Overview
Following Previous Post: #7, this is the 8th cycle. It covers two URL classifier quality fixes and one taxonomy-path bug found while running the multilingual blog. Three small fixes, but all three touch surfaces a user notices instantly — classification accuracy and build success.
URL Classifier — Perplexity Computer + Billing Page Filter
Background
Perplexity’s newly launched Computer Agent URLs were appearing in extracted history, but the classifier was dropping them into generic web_page. At the same time, RunPod billing/account pages were leaking personal account data while still being classified as a “tech URL.”
Implementation
Two changes to url_classifier.py’s dispatch table:
- Added Perplexity Computer agent pattern →
ai_chat_perplexity - Moved explicit billing patterns (
/billing,/account) into the default-filter set
Result
Billing pages no longer surface in history extracts, and Perplexity Computer results now classify correctly into the AI chat group.
URL Classifier — YouTube Shorts and GitHub Accuracy
Background
The classifier didn’t detect YouTube Shorts (youtube.com/shorts/...) and dropped them into generic web_page. Separately, GitHub URLs containing /blob/, /tree/, or /commit/ were misclassified as github_repo, causing the fetcher to try and pull a README that wasn’t there.
Implementation
# Add YouTube Shorts pattern
re.compile(r"youtube\.com/shorts/"): UrlType.YOUTUBE,
# Strengthen GitHub repo pattern — split blob/tree/commit into github_other
Result
YouTube Shorts are now valid transcript fetch targets, and GitHub /blob/ URLs are split into a separate category (github_other), eliminating fetcher failures.
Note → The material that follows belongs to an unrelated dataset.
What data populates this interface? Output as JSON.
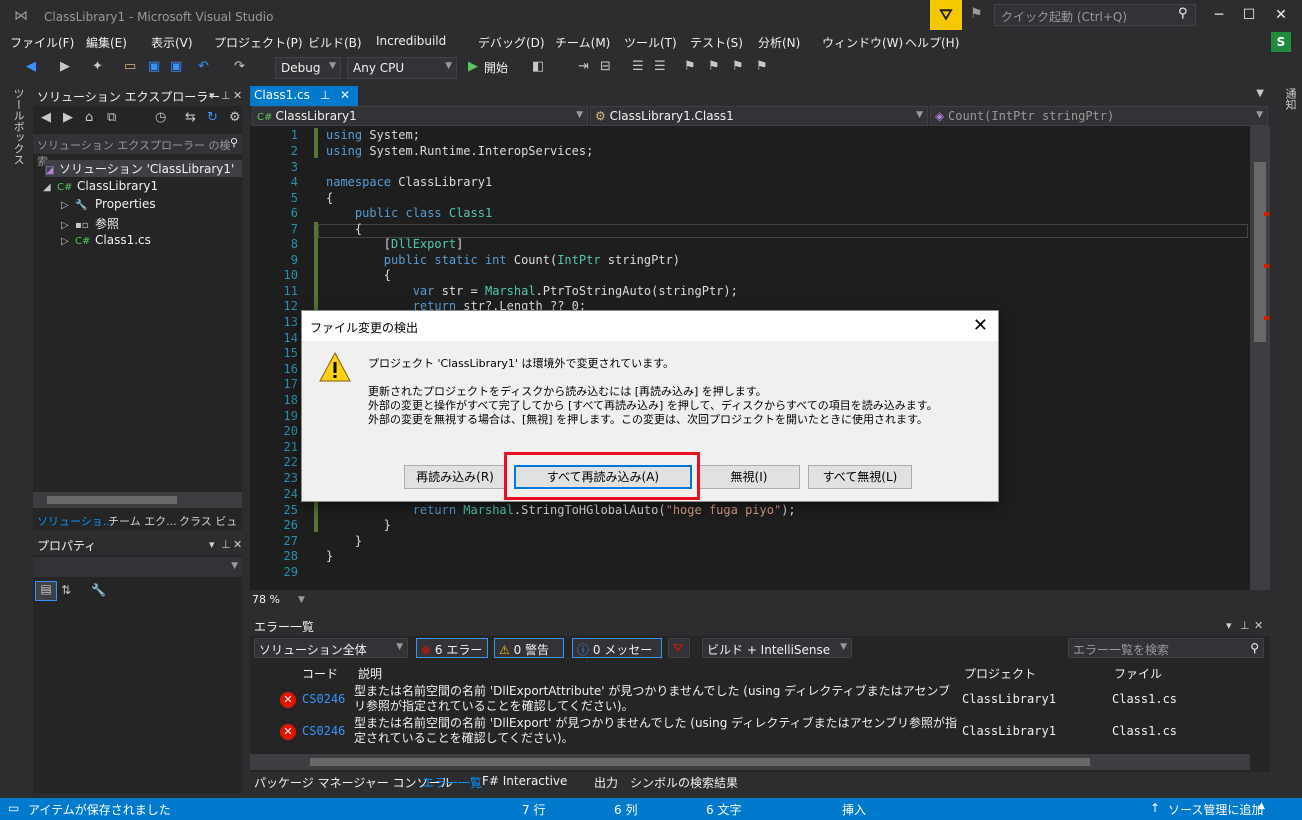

Multilingual Taxonomy Path Bug
Background
After the blog moved to bilingual (Korean/English), creating a new tag wrote _index.md to content/tags/{tag}/_index.md. But in multilingual mode, Hugo expects content/{lang}/tags/{tag}/_index.md. Result: every new tag 404’d on the English homepage.
Implementation
The taxonomy _index writer in image_handler.py now accepts the --language flag and writes under language_content_dirs[lang]. When the publish command runs both languages, both _index files are created.
Result
The previously-broken tag index on the English blog now works, confirmed live after a cache bust.
Commit Log
| Message | Files |
|---|---|
| fix: classify Perplexity Computer agent URLs and filter billing pages | url_classifier.py |
| fix: improve URL classifier quality — YouTube Shorts, noise filtering, GitHub accuracy | url_classifier.py |
| fix: write taxonomy _index.md under language content root | image_handler.py |
Insights
All three fixes were of the form “what assumption did we wrongly model about another component (Chrome history DB, Hugo i18n)?” The URL classifier is essentially a set of assumptions about external site URL schemas — when a new pattern like Perplexity Computer ships, those assumptions go stale immediately. The multilingual taxonomy bug was more interesting: Hugo’s multilingual mode keeps the default content directory in place, but taxonomy indexes have to move under the language root. That asymmetry is exactly the kind of thing that breaks first at the single-language → multilingual transition.